The Wedding Photography Blog was picked up, via Design | asides, to feature in Designers Who Blog, but I didn’t mention it here when it happened because my friend Fudge said the photo of me they used makes me look as if I’m just about to sneeze. Now I’ve got over this, you can see it too.
By recording the warped fabric of the wall behind me, the published banner that incorporates this photo reveals the power of my reality distortion field. This is appropriate now because, as a “designer who blogs”, I’ll have to wear a roll-neck sweater and use a Mac. [I’d better get over to the WedPhotBlog tonight and post something or the ongoing silence will become embarrassing.]
Fudge also txted me to say how sad she was for shameless sex-blogger Girl With A One-Track Mind that she had been outed by the Sunday Times. Shrewdly, GwaOTM has got herself a sympathetic interview in the Guardian today. There, she and the article’s author, Zoe Williams, attack the “new” sexual prudery. This is ironic since that the same section of the same newspaper provoked me to write this about the “mainstreaming” of the Playboy bunny. Here’s a great quote from The Girl herself that’s practically a précis of the last 12-month’s worth of posts in the PooterGeek “Sexual Politics” category:
She is really trenchant on the sorry-arsed, calorie-counting era that the Bridget Jones fixation ushered in. “Without attacking the writer, when I flicked through that originally and saw that there was all this obsession with weight, I just didn’t relate to it. I know so many women focus on that, but it just isn’t a priority for me. And I draw a correlation between being sexually uptight and certain eating disorders. Because, literally, they can’t let anything pass their lips. They can’t enjoy anything, I can’t imagine them enjoying sex. I can’t count the number of friends I’ve heard saying,’I’d rather be underneath in bed because then he won’t see how fat my stomach is.’ That’s the last thing you should be thinking about while you’re having sex!”
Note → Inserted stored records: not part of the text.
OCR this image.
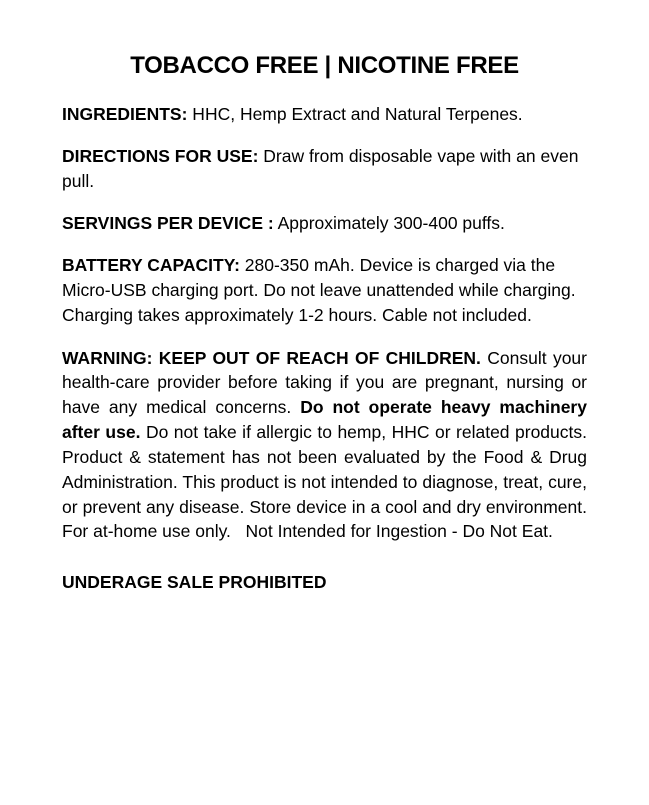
TOBACCO FREE | NICOTINE FREE

INGREDIENTS: HHC, Hemp Extract and Natural Terpenes.

DIRECTIONS FOR USE: Draw from disposable vape with an even pull.

SERVINGS PER DEVICE : Approximately 300-400 puffs.

BATTERY CAPACITY: 280-350 mAh. Device is charged via the Micro-USB charging port. Do not leave unattended while charging. Charging takes approximately 1-2 hours. Cable not included.

WARNING: KEEP OUT OF REACH OF CHILDREN. Consult your health-care provider before taking if you are pregnant, nursing or have any medical concerns. Do not operate heavy machinery after use. Do not take if allergic to hemp, HHC or related products. Product & statement has not been evaluated by the Food & Drug Administration. This product is not intended to diagnose, treat, cure, or prevent any disease. Store device in a cool and dry environment. For at-home use only.   Not Intended for Ingestion - Do Not Eat.

UNDERAGE SALE PROHIBITED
“It’s not coincidence that when you look on any shelf in the newsagent, [at] all the women’s magazine covers, everybody is either too fat or too skinny. Jesus, can’t we think of anything else as women? And all the men’s mags are ‘fuck this bird!’ For God’s sake, the guys are sexualising, and the women are having control issues with food. It’s just obscene.”
She laughs in the face of chastity as a virtue. She thinks women’s magazines are touting ideas that are honestly dangerous to young women.
It’s not just over matters of public politics that Lefties these days ally themselves with religious reactionaries; it’s over the personal and sexual, for example in this uncharacteristically Victorian piece by wardytron over at Harry’s Place recently. (It was another couple of illiberal essays by Harry himself that provoked me to write the follow-up to my original Playboy bunny article.) As Jackie Danicki put it when linking to wardy’s contribution:
“Oh, I do like this: A self-described leftist (one I’ve met and liked, as it happens) going on about how ‘we’ should make it difficult to get hold of ‘pornography’. In what bizarre universe is this guy ‘liberal’ while someone like me – who is strongly pro-gay marriage, pro-easy availability of pornography, against the stupid drug war, and stridently anti-authoritarian – is often described as ‘conservative’? If he’s a liberal, I’m a Prada handbag.”
Bobbie Johnson asks a good question about anonymity, but my problem with The Girl is that she has destroyed other people’s sexual privacy without their consent. There’s nothing immoral about enjoying sex, but the unauthorised kiss-and-tell is ethically one of the lowest literary forms.
I admire public figures who, like Ted Hughes, remain quiet in public about what happened in private between them and their former lovers despite others’ spiteful and ignorant speculation and, no doubt, the temptations of cash offers from the papers to reveal all. I hope I would have the strength and dignity to keep my mouth shut if one of my ex-es talked about our personal affairs to the press or wrote about them in a book. This would of course require me to have achieved something that made me worth writing about and then to have had sex with someone, so I should be safe for a while yet.
Aaaaaaaaaaagh!!! Bring back the old, [sweeter?] photo.
Aarrgghh ! You copied my haircut !
Ooh, I’ve just seen this. I think I made it fairly clear, didn’t I, that I wasn’t against adults buying porn (nb, I noticed at the weekend when buying the Sunday Times that there’s a magazine with the magnificent name “Arse”); what bothered me was how its values, imagery etc were increasingly being adopted by stuff that’s not porn. Lads’ magazines, music videos etc, things that are marketed towards non-adults.
But I have no objection at all to “Arse”, or any other top shelf magazines. Keep them on the top shelf though, is what I’m saying.